Two definitions for Riemann integrability of $f:[a,b]\rightarrow X$, where $X$ is a Banach space. Let $X$ be a Banach space and $f:[a,b]\rightarrow X$ be a function. Consider the following two definitions of Riemann integrability:
Definition 1: there exists $x\in X$ and a sequence of partitions $\{P_n\}_{n=1}^\infty$ of $[a,b]$ with mesh tending to $0$, $P_n=\{a=t_0^n<t_1^n<\ldots<t_{r_n}^n=b\}$, such that, for any choice of interior points $s_i^n\in [t_{i-1}^n,t_i^n]$, we have $\lim_{n\rightarrow\infty} \sum_{i=1}^{r_n} f(s_i^n)(t_i^n-t_{i-1}^n)=x$ in $X$.
Definition 2: there exists $x\in X$ such that, for every $\epsilon>0$, there is a $\delta>0$ such that for any partition $P$ with $\|P\|<\delta$ and for any choice of interior points, the corresponding Riemann sum $S(P,f)$ satisfies $\| S(P,f)-x\|_X<\epsilon$.
I have read these two definitions in several notes, but I have never seen a formal proof. Do you know how to prove that Definition 1 implies Definition 2? Obviously, the converse is true.
 A: In the article here (this was linked as a comment at some point, but it seems to have been deleted) it is shown that definition $2$ is equivalent to the following condition (see theorem $5$, condition $4$):
Definition $3$: $\forall \epsilon > 0$ $\exists$ a partition $P_\epsilon$ such that for any two choices of tags on $P_\epsilon$, say giving tagged partitions $P_1$, $P_2$, we have $\|S(P_1,f)-S(P_2,f)\|_X < \epsilon$.
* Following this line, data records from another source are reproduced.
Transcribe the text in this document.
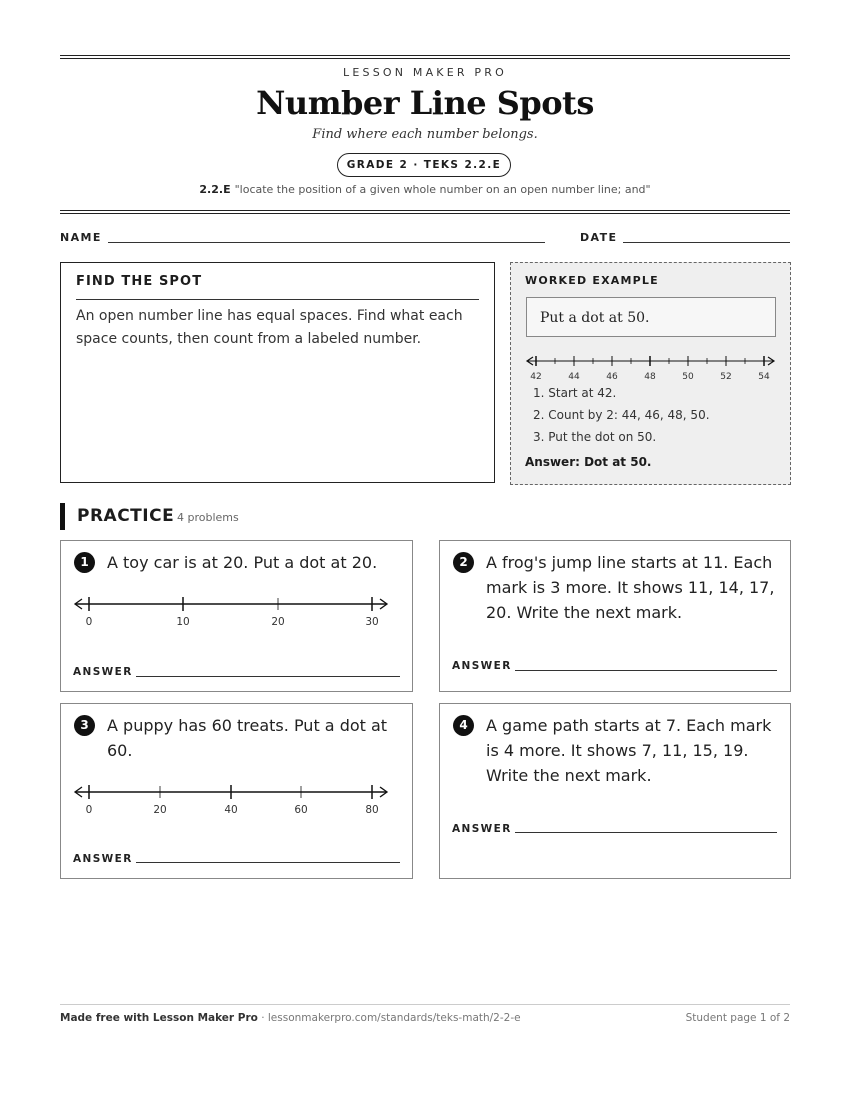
LESSON MAKER PRO
Number Line Spots
Find where each number belongs.
GRADE 2 · TEKS 2.2.E
2.2.E "locate the position of a given whole number on an open number line; and"
NAME	DATE
FIND THE SPOT
An open number line has equal spaces. Find what each space counts, then count from a labeled number.
WORKED EXAMPLE
Put a dot at 50.
42	44	46	48	50	52	54
1. Start at 42.
2. Count by 2: 44, 46, 48, 50.
3. Put the dot on 50.
Answer: Dot at 50.
PRACTICE 4 problems
1	A toy car is at 20. Put a dot at 20.
0	10	20	30
ANSWER
2	A frog's jump line starts at 11. Each mark is 3 more. It shows 11, 14, 17, 20. Write the next mark.
ANSWER
3	A puppy has 60 treats. Put a dot at 60.
0	20	40	60	80
ANSWER
4	A game path starts at 7. Each mark is 4 more. It shows 7, 11, 15, 19. Write the next mark.
ANSWER
Made free with Lesson Maker Pro · lessonmakerpro.com/standards/teks-math/2-2-e	Student page 1 of 2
I will show that Definition $1$ $\implies$ Definition $3$.
Let $f$ satisfy definition $1$, and let $x \in X, \{P_n\}_{n=1}^\infty$ be the point and sequence of partitions given by definition $1$.
Suppose $f$ does not satisfy definition $3$, so $\exists \epsilon >0$ such that for every partition $Q$ we can find choices of tags on $Q$ giving tagged partitions $Q_1,Q_2$ such that $\|S(Q_1,f)-S(Q_2,f)\|_X > \epsilon$. In particular, for each $n \in \mathbb{N}$ we may find choices of tags on $P_n$ giving tagged partitions $P_n^1, P_n^2$ such that $\| S(P_n^1,f)-S(P_n^2,f)\|_X > \epsilon$. But by definition $1$, 
$$\lim_{n \to \infty} S(P_n^1,f) = x = \lim_{n \to \infty} S(P_n^2,f)$$
So we must have 
$$\lim_{n \to \infty} \|S(P_n^1,f)-S(P_n^2,f)\|_X =0 $$
Clearly contradicting the construction of $P_n^1,P_n^2$.